Example: Use Case “Create an Order”

domain/entities/order.ts

ts
export class Order {
  constructor(
    public readonly id: string,
    public readonly userId: string,
    public readonly items: OrderItem[],
    public readonly total: Money,
    public readonly status: OrderStatus = 'pending'
  ) {}

  confirm() {
    if (this.status !== 'pending') throw new DomainError('Order already confirmed');
    // бизнес-правило
  }
}

application/use-cases/create-order.ts

ts
export class CreateOrderUseCase {
  constructor(
    private readonly orderRepo: OrderRepositoryPort,
    private readonly paymentService: PaymentPort
  ) {}

  async execute(dto: CreateOrderDto): Promise<OrderResponseDto> {
    const order = new Order(/* ... */);
    await this.orderRepo.save(order);
    await this.paymentService.createPayment(order);
    return OrderMapper.toResponse(order);
  }
}

infrastructure/persistence/prisma-order-repo.ts

ts
export class PrismaOrderRepository implements OrderRepositoryPort {
  async save(order: Order) { /* prisma magic */ }
}

See? Use Case doesn't know about Prisma. He only knows about the OrderRepositoryPort interface.

How to implement gradually (even in an old project)

  1. Start with one Use Case (the most important one).
  2. Entities and Value Objects.
  3. Create Ports (interfaces).
  4. Implement them in Infrastructure.
  5. Connect via Dependency Injection (FastAPI – Depends, NestJS – @Injectable).

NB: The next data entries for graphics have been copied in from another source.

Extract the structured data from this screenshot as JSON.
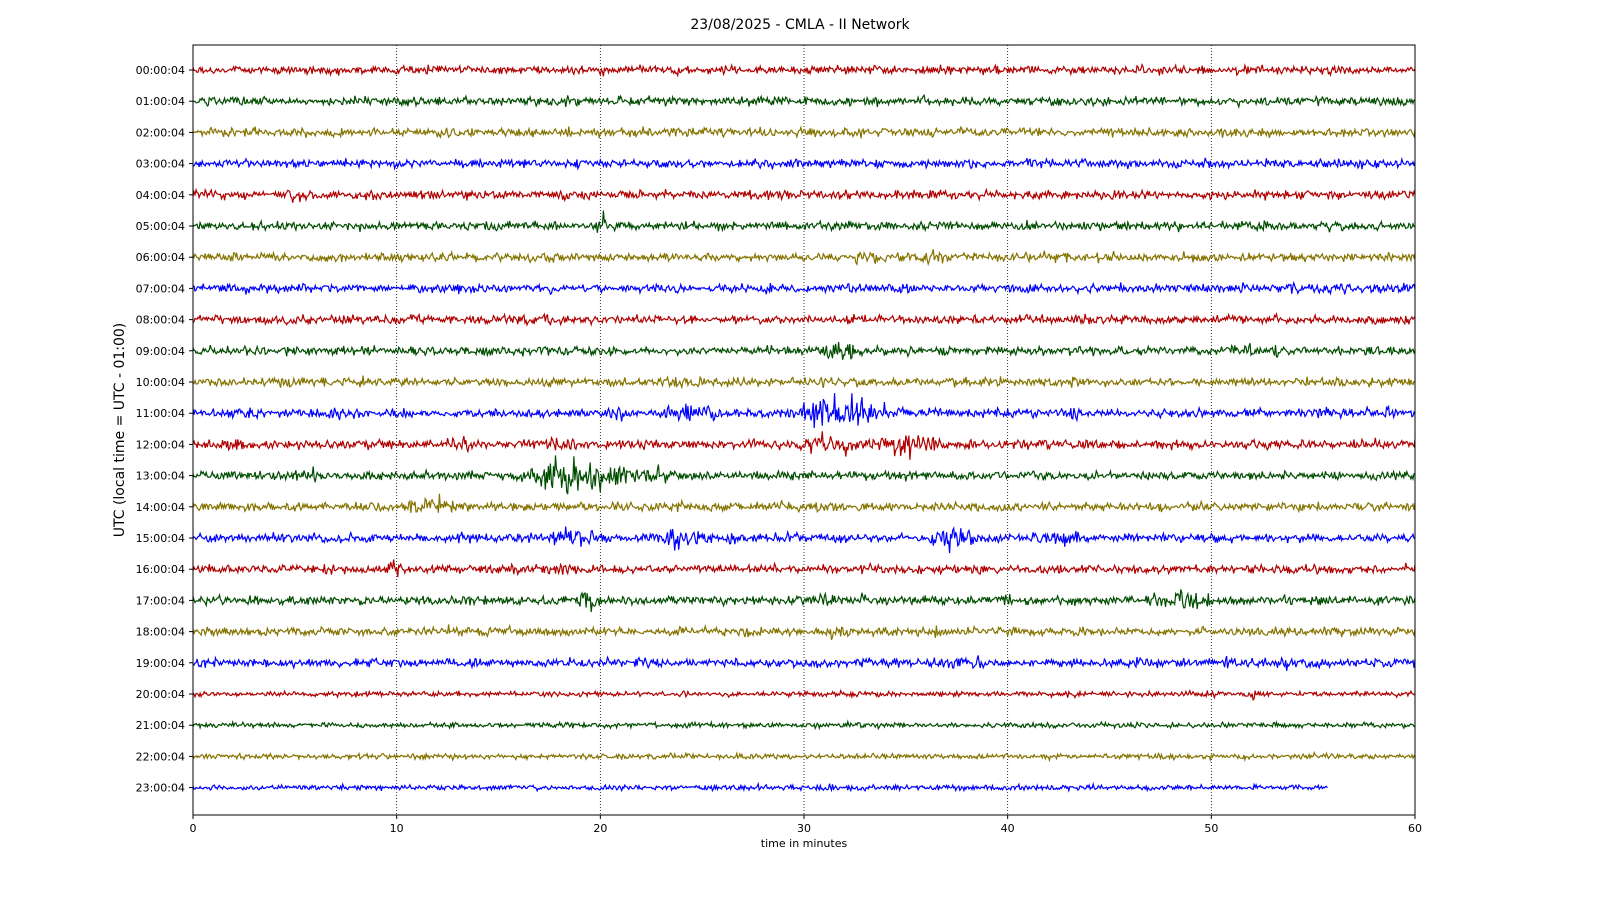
{
  "chart_data": {
    "type": "line",
    "title": "23/08/2025 - CMLA - II Network",
    "xlabel": "time in minutes",
    "ylabel": "UTC (local time = UTC - 01:00)",
    "xlim": [
      0,
      60
    ],
    "xticks": [
      "0",
      "10",
      "20",
      "30",
      "40",
      "50",
      "60"
    ],
    "grid": "vertical dotted lines at x ticks",
    "colors": [
      "#b00000",
      "#004d00",
      "#857300",
      "#0000ff"
    ],
    "rows": [
      {
        "label": "00:00:04",
        "color": "#b00000"
      },
      {
        "label": "01:00:04",
        "color": "#004d00"
      },
      {
        "label": "02:00:04",
        "color": "#857300"
      },
      {
        "label": "03:00:04",
        "color": "#0000ff"
      },
      {
        "label": "04:00:04",
        "color": "#b00000"
      },
      {
        "label": "05:00:04",
        "color": "#004d00"
      },
      {
        "label": "06:00:04",
        "color": "#857300"
      },
      {
        "label": "07:00:04",
        "color": "#0000ff"
      },
      {
        "label": "08:00:04",
        "color": "#b00000"
      },
      {
        "label": "09:00:04",
        "color": "#004d00"
      },
      {
        "label": "10:00:04",
        "color": "#857300"
      },
      {
        "label": "11:00:04",
        "color": "#0000ff"
      },
      {
        "label": "12:00:04",
        "color": "#b00000"
      },
      {
        "label": "13:00:04",
        "color": "#004d00"
      },
      {
        "label": "14:00:04",
        "color": "#857300"
      },
      {
        "label": "15:00:04",
        "color": "#0000ff"
      },
      {
        "label": "16:00:04",
        "color": "#b00000"
      },
      {
        "label": "17:00:04",
        "color": "#004d00"
      },
      {
        "label": "18:00:04",
        "color": "#857300"
      },
      {
        "label": "19:00:04",
        "color": "#0000ff"
      },
      {
        "label": "20:00:04",
        "color": "#b00000"
      },
      {
        "label": "21:00:04",
        "color": "#004d00"
      },
      {
        "label": "22:00:04",
        "color": "#857300"
      },
      {
        "label": "23:00:04",
        "color": "#0000ff"
      }
    ]
  }
}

After 2-3 such Use Cases, the whole project will begin to ask for a pure architecture.

Frequent Vibcoder Mistakes and How to Avoid Them

  • **Import of the domain to the controller **
  • Business logic in the repository → repository should only save / read
  • Direct calls to external services from Use Case
  • Big Use Cases → One Use Case = One Action

Bottom line: pure architecture is not about “rightness”, but about speed and calmness

When the project is built correctly, you stop being afraid to add new features. AI is starting to work like a real senior developer because it understands the boundaries of responsibility. And you're like an architect who just gives you tasks.

I start every new project like this. Even if it's a "simple 100-line bot," in a week it'll still grow, and the structure will save me from rewriting.